The first report of cancer caused by occupational exposure was in 1775 by Percival Pott, a British surgeon who described scrotal cancer in boy chimney sweeps. A century later, in 1895, Rehn, a German surgeon working in Frankfurt, treated a cluster of three cases of bladder cancer in workers at a local factory producing aniline dyestuffs from coal tar.

Occupational cancer is any malignancy wholly or partly caused by exposures at the workplace or in occupation. Such exposure may be due to a particular chemical (such as β-naphthylamine), a physical agent (such as ionizing radiation), a fibre like asbestos, a biological agent (such as hepatitis B virus) or an industrial process in which the specific carcinogen may elude precise definition (such as coke production).

Cancer is a genetic disorder of somatic cells and can be triggered by the genotoxic action of carcinogens. Genetic aberrations can be found in the majority of human cancers. Oncogenes are normally suppressed in mature cells by regulating genes. DNA strand breaks, for instance due to ionizing radiation or chemical carcinogenesis with aberrant repair, can lead to loss of regulation. The activated oncogene uncouples the usual cell loss/gain equilibrium in favour of cell multiplication leading to an increase in cell numbers and ultimately appearance of a clinical tumour. Tumour suppressor genes exist in pairs within the cell and both must be inactivated for a tumour to develop. The p53 gene is the best known tumour suppressor (‘the guardian of the genome’) and is found to be mutated in the majority of sporadic cancers. Several environmental and occupational carcinogens are linked to p53 mutations such as UV light and skin cancer, tobacco and oral cancer. Other factors linked with p53 include alcohol, vinyl chloride and asbestos.

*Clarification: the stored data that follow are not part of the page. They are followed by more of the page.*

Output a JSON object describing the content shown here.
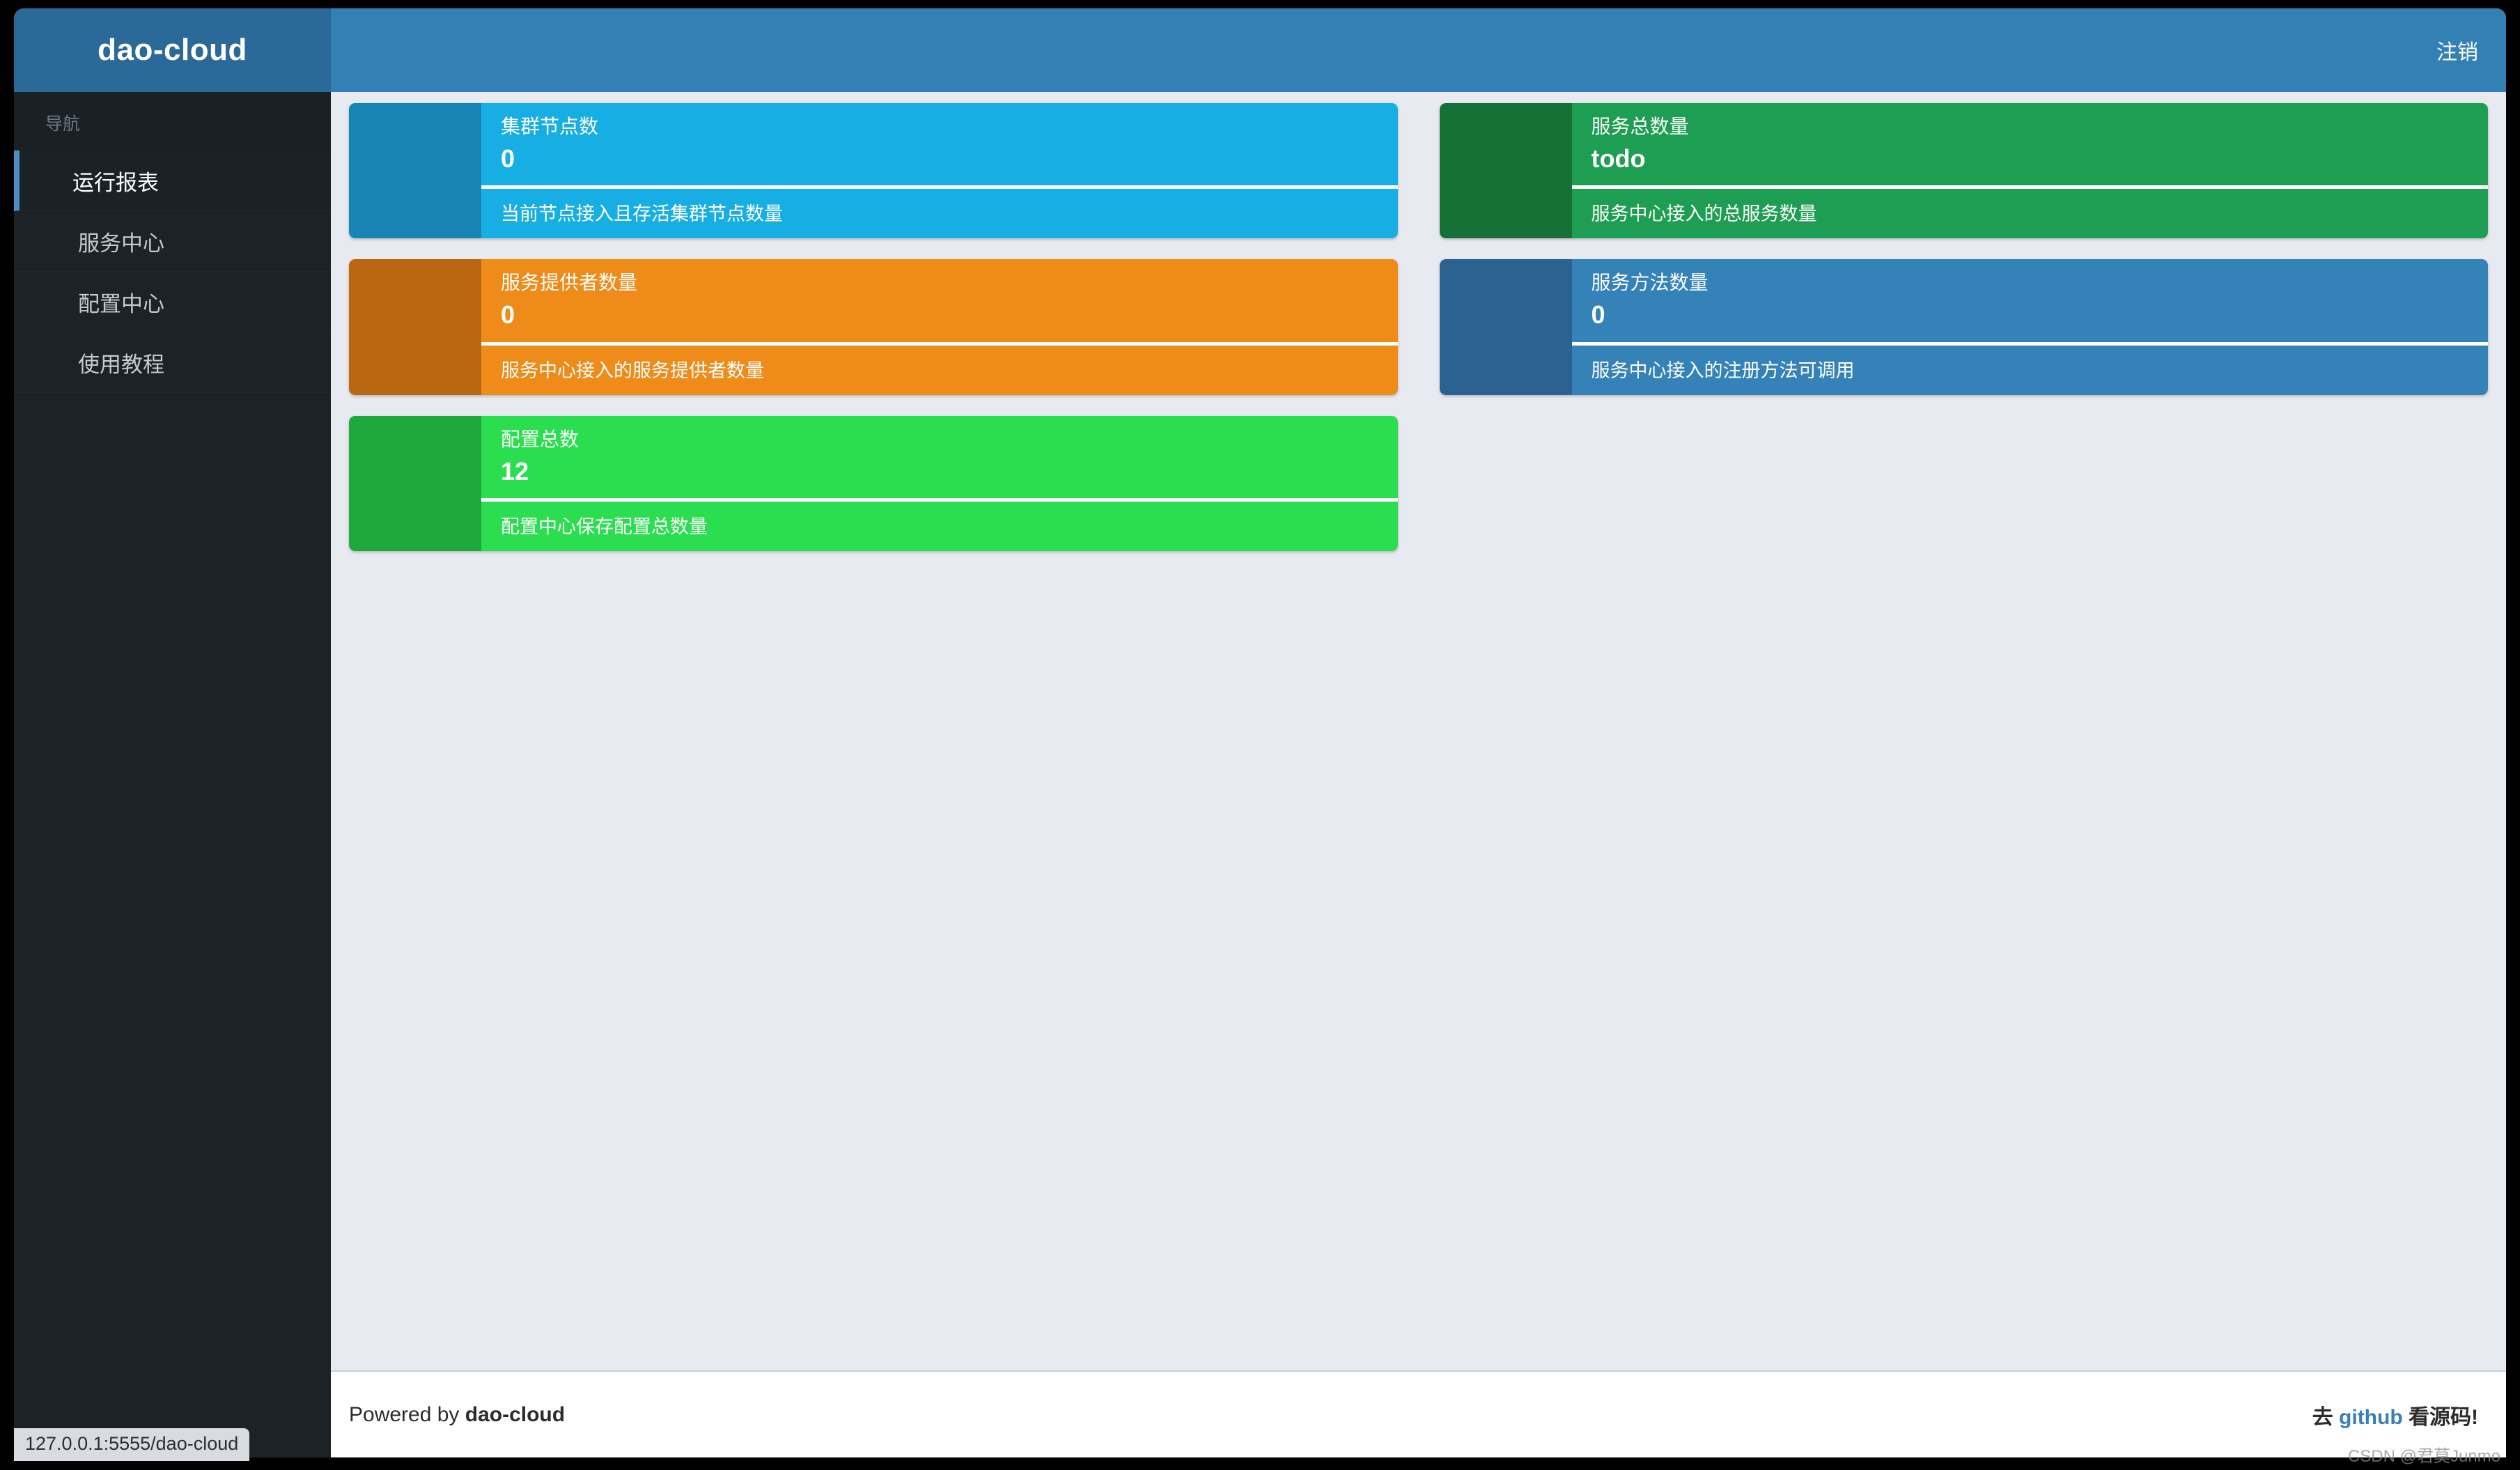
{
  "brand": {
    "title": "dao-cloud"
  },
  "topbar": {
    "logout_label": "注销"
  },
  "sidebar": {
    "nav_heading": "导航",
    "items": [
      {
        "label": "运行报表",
        "active": true
      },
      {
        "label": "服务中心",
        "active": false
      },
      {
        "label": "配置中心",
        "active": false
      },
      {
        "label": "使用教程",
        "active": false
      }
    ]
  },
  "cards": {
    "left": [
      {
        "title": "集群节点数",
        "value": "0",
        "description": "当前节点接入且存活集群节点数量",
        "body_color": "#17aee3",
        "icon_color": "#1785b3"
      },
      {
        "title": "服务提供者数量",
        "value": "0",
        "description": "服务中心接入的服务提供者数量",
        "body_color": "#ee8b19",
        "icon_color": "#b96710"
      },
      {
        "title": "配置总数",
        "value": "12",
        "description": "配置中心保存配置总数量",
        "body_color": "#2ade4f",
        "icon_color": "#1fa93d"
      }
    ],
    "right": [
      {
        "title": "服务总数量",
        "value": "todo",
        "description": "服务中心接入的总服务数量",
        "body_color": "#1d9e52",
        "icon_color": "#157136"
      },
      {
        "title": "服务方法数量",
        "value": "0",
        "description": "服务中心接入的注册方法可调用",
        "body_color": "#3482b8",
        "icon_color": "#2c6290"
      }
    ]
  },
  "footer": {
    "left_prefix": "Powered by ",
    "left_brand": "dao-cloud",
    "right_prefix": "去 ",
    "right_link": "github",
    "right_suffix": " 看源码!"
  },
  "statusbar": {
    "url": "127.0.0.1:5555/dao-cloud"
  },
  "watermark": {
    "text": "CSDN @君莫Junmo"
  },
  "colors": {
    "topbar": "#3380b5",
    "brand_bar": "#2a6998",
    "sidebar": "#1c2226",
    "content_bg": "#e8eaf1",
    "accent": "#4a90c4"
  }
}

Tests for genotoxicity such as Ames and fluorescent in situ hybridization (FISH) are now well established. The Ames test is the most widely used procedure for assessing the mutagenicity of an agent, indicated by the number of bacterial colonies growing on a plate containing the toxic agent relative to those growing on a plate containing normal medium. FISH is used to assess chromosomal abnormalities.

Epigenetic carcinogens (also known as non-genotoxic or co-carcinogens) act more directly on the cell itself to cause abnormal cell proliferation and chromosomal aberrations that affect gene expression. These carcinogens have a threshold dose for carcinogenicity and it is possible to set exposure levels. For example, all workers involved in distilling β-naphthylamine eventually developed tumours of the urothelial tract, whereas only 4% of rubber mill workers who were exposed to β-naphthylamine contaminating an antioxidant (at 0.25%) used in making tyres and inner tubes developed bladder cancer over a 30-year follow up.

Polymorphisms are different responses to the same factor such as a drug. Slow acetylators who are heavy smokers are 1.5 times more likely to get bladder cancer if exposed to carcinogens. Certain polymorphisms increase the risk of mesothelioma 7.8 times. At the moment there are no readily available tests to determine susceptibility which are appropriate to workplace testing.